Once a build folder is populated successfully, the binaries can be built either with the native build system (e.g. ninja install, msbuild ) or you can let CMake figure out which build system is used and how to run it via cmake --build path/to/build/folder --config Release -j --target install.

See Build a Project.

Targets

A target is either a binary to be built (e.g. the liblsl target builds lsl.dll on Windows, the LabRecorder target builds LabRecorder.exe and so on), a command to be run or an internal CMake target.

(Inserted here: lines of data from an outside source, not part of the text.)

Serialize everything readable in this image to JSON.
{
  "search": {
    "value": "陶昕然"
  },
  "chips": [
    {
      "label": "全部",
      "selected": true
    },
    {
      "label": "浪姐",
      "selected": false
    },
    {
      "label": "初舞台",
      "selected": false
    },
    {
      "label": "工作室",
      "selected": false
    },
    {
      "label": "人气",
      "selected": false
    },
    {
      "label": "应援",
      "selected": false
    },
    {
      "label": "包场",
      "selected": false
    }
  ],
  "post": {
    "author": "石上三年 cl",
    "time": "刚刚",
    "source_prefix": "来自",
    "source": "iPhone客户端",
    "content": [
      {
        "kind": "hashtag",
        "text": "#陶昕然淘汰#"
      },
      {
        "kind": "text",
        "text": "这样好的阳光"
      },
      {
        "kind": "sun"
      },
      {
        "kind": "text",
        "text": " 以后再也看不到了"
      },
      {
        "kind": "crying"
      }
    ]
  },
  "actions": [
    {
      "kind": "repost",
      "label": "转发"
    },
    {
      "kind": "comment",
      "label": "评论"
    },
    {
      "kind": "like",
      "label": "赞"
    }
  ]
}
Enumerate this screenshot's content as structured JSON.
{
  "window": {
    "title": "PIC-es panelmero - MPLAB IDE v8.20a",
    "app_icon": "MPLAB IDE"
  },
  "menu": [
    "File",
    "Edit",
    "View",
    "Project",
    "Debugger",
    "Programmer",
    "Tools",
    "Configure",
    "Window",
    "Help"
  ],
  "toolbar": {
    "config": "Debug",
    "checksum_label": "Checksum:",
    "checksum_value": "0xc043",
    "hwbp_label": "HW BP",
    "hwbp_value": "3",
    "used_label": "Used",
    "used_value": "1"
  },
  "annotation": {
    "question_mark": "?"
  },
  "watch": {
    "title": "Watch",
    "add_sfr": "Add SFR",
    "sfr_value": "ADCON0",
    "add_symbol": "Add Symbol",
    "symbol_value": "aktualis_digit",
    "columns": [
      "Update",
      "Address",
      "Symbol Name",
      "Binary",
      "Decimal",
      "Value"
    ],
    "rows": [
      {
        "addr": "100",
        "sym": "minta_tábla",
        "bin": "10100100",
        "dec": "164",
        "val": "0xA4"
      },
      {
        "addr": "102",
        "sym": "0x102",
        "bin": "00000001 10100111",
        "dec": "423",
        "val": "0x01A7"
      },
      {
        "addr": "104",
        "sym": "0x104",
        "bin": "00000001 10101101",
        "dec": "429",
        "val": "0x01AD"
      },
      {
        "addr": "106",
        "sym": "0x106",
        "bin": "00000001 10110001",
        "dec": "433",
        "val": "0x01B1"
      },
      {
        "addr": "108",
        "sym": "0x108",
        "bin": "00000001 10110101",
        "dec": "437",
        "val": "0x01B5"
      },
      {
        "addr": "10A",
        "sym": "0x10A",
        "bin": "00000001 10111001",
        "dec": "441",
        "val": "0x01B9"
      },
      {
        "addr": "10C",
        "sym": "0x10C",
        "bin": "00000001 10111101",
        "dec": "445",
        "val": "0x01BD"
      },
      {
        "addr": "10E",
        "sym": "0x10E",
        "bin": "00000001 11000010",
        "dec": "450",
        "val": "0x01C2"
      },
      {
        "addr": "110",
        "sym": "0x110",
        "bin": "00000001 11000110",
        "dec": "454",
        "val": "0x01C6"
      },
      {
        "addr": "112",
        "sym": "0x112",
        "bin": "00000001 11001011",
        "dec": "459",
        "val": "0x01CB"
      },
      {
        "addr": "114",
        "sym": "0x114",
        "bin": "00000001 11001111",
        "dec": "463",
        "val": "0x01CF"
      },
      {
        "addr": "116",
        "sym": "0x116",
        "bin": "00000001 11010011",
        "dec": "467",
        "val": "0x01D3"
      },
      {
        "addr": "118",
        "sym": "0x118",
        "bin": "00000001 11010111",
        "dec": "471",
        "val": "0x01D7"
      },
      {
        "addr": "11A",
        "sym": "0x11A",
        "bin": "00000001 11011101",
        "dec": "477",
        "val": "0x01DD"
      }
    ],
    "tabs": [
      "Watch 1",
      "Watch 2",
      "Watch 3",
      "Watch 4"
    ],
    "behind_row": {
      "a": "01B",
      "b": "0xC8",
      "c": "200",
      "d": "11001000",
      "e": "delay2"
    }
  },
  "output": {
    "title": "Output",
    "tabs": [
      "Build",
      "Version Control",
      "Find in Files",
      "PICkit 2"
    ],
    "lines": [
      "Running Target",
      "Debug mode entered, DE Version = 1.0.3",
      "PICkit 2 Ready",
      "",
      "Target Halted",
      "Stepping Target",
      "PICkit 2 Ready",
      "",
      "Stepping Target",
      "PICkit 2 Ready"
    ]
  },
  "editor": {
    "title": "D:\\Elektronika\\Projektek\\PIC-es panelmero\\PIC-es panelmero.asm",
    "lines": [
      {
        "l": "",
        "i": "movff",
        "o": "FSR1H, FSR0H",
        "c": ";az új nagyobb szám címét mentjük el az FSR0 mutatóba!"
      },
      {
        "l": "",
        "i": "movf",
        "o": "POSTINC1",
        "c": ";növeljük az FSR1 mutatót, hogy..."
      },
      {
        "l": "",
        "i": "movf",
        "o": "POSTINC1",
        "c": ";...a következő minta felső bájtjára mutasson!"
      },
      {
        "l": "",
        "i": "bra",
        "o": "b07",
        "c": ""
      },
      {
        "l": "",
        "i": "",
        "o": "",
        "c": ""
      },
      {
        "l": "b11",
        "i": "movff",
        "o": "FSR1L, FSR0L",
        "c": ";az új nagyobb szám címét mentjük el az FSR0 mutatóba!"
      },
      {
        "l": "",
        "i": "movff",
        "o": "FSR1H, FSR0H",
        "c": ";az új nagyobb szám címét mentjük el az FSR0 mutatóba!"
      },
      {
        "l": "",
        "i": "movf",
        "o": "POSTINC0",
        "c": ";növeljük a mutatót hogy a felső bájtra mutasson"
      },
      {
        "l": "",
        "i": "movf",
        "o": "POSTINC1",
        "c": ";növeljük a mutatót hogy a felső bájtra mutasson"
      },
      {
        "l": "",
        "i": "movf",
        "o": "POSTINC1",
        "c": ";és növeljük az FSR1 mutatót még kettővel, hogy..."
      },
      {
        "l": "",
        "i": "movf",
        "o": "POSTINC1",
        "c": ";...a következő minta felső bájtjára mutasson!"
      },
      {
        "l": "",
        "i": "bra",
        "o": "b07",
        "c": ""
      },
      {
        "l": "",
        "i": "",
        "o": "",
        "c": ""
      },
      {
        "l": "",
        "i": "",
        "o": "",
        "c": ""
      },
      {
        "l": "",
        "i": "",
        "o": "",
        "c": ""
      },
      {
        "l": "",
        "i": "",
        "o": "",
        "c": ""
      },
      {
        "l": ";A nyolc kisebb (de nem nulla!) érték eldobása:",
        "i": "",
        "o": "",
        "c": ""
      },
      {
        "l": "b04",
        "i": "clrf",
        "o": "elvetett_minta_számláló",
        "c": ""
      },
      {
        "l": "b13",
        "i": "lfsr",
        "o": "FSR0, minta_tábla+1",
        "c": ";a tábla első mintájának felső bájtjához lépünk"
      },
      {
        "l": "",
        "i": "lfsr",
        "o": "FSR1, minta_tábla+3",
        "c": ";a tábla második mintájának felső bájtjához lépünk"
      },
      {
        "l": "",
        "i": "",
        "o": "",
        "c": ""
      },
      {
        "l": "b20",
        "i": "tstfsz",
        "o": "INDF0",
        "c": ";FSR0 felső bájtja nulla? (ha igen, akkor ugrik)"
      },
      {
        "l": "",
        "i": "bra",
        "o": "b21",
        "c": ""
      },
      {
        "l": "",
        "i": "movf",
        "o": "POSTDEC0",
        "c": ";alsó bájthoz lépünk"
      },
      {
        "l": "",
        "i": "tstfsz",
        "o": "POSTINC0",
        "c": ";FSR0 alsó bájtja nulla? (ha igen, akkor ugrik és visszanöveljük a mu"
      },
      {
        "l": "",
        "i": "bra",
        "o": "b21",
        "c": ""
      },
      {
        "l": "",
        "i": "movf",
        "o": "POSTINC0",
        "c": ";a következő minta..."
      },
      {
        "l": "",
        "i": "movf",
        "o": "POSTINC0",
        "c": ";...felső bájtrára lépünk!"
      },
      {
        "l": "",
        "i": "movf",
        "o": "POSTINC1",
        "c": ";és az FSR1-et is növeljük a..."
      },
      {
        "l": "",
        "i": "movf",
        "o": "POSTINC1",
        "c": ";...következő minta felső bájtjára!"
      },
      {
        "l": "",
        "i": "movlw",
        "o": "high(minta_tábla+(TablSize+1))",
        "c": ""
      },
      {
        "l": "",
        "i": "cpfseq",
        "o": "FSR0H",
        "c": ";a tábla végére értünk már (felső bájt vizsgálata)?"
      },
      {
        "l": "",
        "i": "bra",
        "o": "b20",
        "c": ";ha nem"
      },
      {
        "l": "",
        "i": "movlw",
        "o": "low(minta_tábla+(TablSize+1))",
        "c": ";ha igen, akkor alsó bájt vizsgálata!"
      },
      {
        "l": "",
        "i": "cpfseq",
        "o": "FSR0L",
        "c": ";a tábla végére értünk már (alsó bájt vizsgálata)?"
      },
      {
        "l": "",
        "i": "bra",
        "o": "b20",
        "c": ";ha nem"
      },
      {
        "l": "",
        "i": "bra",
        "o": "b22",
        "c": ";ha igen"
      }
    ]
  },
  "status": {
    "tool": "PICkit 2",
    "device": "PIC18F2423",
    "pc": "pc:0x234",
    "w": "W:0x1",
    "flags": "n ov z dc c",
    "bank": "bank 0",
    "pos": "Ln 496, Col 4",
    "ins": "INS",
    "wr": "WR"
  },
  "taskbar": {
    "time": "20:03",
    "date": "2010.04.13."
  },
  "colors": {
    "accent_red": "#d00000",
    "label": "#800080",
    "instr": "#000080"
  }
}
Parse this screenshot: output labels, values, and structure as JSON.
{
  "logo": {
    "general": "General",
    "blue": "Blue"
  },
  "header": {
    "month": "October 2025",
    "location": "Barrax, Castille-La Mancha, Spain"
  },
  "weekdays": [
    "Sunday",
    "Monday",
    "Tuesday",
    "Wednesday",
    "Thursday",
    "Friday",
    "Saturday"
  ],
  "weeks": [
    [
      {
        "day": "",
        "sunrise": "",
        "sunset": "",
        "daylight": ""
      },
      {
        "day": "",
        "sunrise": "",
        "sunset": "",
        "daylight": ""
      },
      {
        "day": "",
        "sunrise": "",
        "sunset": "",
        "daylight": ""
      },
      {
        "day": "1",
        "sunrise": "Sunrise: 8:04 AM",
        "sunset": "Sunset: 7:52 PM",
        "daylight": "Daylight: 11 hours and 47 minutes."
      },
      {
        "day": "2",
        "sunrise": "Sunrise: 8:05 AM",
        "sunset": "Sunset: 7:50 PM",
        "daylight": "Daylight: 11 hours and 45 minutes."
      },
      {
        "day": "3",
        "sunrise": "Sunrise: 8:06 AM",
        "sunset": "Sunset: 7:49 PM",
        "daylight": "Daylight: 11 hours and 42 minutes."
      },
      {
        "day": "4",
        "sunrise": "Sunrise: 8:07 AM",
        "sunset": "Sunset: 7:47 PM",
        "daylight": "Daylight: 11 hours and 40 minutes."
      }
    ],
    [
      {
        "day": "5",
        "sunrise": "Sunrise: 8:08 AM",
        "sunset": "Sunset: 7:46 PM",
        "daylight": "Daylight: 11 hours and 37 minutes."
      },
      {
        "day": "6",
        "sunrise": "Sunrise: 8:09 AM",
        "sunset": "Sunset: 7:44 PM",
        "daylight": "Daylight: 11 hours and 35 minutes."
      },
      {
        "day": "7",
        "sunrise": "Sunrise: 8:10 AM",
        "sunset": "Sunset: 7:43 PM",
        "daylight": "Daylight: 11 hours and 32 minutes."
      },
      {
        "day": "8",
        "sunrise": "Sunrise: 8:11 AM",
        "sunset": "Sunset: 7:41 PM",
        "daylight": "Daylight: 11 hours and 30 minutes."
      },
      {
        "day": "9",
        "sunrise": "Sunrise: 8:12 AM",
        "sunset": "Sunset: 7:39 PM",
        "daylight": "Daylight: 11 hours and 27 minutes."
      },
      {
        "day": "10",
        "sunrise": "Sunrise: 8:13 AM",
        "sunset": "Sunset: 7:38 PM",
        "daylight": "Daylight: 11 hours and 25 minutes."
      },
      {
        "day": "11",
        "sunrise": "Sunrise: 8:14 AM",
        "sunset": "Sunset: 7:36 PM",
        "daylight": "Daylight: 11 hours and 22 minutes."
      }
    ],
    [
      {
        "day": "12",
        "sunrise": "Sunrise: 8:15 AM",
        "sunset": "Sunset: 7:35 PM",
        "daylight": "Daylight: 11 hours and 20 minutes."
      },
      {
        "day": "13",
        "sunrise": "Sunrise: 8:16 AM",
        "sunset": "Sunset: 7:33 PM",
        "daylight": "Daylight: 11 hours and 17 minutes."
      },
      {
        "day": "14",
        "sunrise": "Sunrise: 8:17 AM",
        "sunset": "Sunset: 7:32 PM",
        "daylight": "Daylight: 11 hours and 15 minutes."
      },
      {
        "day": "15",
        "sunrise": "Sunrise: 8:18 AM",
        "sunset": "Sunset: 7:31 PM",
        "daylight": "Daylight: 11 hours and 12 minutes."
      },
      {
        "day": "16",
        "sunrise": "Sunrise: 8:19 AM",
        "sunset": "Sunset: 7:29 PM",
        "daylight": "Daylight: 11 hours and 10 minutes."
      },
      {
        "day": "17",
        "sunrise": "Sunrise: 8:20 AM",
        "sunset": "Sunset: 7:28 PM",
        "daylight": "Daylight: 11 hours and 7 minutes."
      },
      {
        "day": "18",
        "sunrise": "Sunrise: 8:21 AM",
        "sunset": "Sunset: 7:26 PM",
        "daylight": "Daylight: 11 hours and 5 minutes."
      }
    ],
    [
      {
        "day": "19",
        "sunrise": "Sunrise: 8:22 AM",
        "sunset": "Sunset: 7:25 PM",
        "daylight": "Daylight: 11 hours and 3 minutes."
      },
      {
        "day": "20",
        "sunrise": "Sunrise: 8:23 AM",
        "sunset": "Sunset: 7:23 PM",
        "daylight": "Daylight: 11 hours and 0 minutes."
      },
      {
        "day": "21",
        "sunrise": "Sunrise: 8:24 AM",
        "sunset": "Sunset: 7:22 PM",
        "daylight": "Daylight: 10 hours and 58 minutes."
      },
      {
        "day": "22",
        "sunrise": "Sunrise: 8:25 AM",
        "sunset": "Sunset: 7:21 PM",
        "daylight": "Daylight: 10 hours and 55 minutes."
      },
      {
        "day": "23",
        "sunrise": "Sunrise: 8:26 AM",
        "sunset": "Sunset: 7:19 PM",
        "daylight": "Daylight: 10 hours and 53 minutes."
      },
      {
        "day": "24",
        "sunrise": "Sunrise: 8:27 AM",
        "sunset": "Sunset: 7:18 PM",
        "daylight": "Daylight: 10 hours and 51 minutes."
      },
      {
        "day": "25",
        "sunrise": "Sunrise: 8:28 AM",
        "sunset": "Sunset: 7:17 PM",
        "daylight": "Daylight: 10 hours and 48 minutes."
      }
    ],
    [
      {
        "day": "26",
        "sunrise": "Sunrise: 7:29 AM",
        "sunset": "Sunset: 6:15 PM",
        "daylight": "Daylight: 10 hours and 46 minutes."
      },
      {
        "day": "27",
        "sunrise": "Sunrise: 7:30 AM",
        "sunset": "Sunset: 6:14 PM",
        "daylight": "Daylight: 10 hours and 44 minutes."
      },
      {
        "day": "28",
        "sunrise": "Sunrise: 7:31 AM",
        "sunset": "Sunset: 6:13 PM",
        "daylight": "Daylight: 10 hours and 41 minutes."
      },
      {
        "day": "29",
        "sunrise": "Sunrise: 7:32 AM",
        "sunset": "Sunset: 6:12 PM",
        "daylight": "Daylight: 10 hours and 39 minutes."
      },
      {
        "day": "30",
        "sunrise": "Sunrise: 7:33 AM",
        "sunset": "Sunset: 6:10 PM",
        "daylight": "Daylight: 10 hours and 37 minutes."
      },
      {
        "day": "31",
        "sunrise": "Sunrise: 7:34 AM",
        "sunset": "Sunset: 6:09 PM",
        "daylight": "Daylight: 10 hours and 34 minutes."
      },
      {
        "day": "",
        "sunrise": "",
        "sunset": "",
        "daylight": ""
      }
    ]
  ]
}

The most important CMake targets are:

clean

cmake --build . --target clean removes all built binaries but keeps the CMake configuration.

install

CMake places built binary files as well as build sideproducts in a build folder that should be separate from the source directory. To copy only the needed files (and additional library files they depend on) to a folder you can share with colleagues or copy onto another PC, you need to ‘install’ them. This doesn’t mean ‘installing’ them in a traditional sense (i.e., with Windows installers or package managers on Linux / OS X, see package for that), but only copying them to a separate folder and fixing some hardcoded paths in the binaries.

package

CMake can create packages for installed targets, e.g. ZIP files, Windows installers or Debian / Ubuntu packages.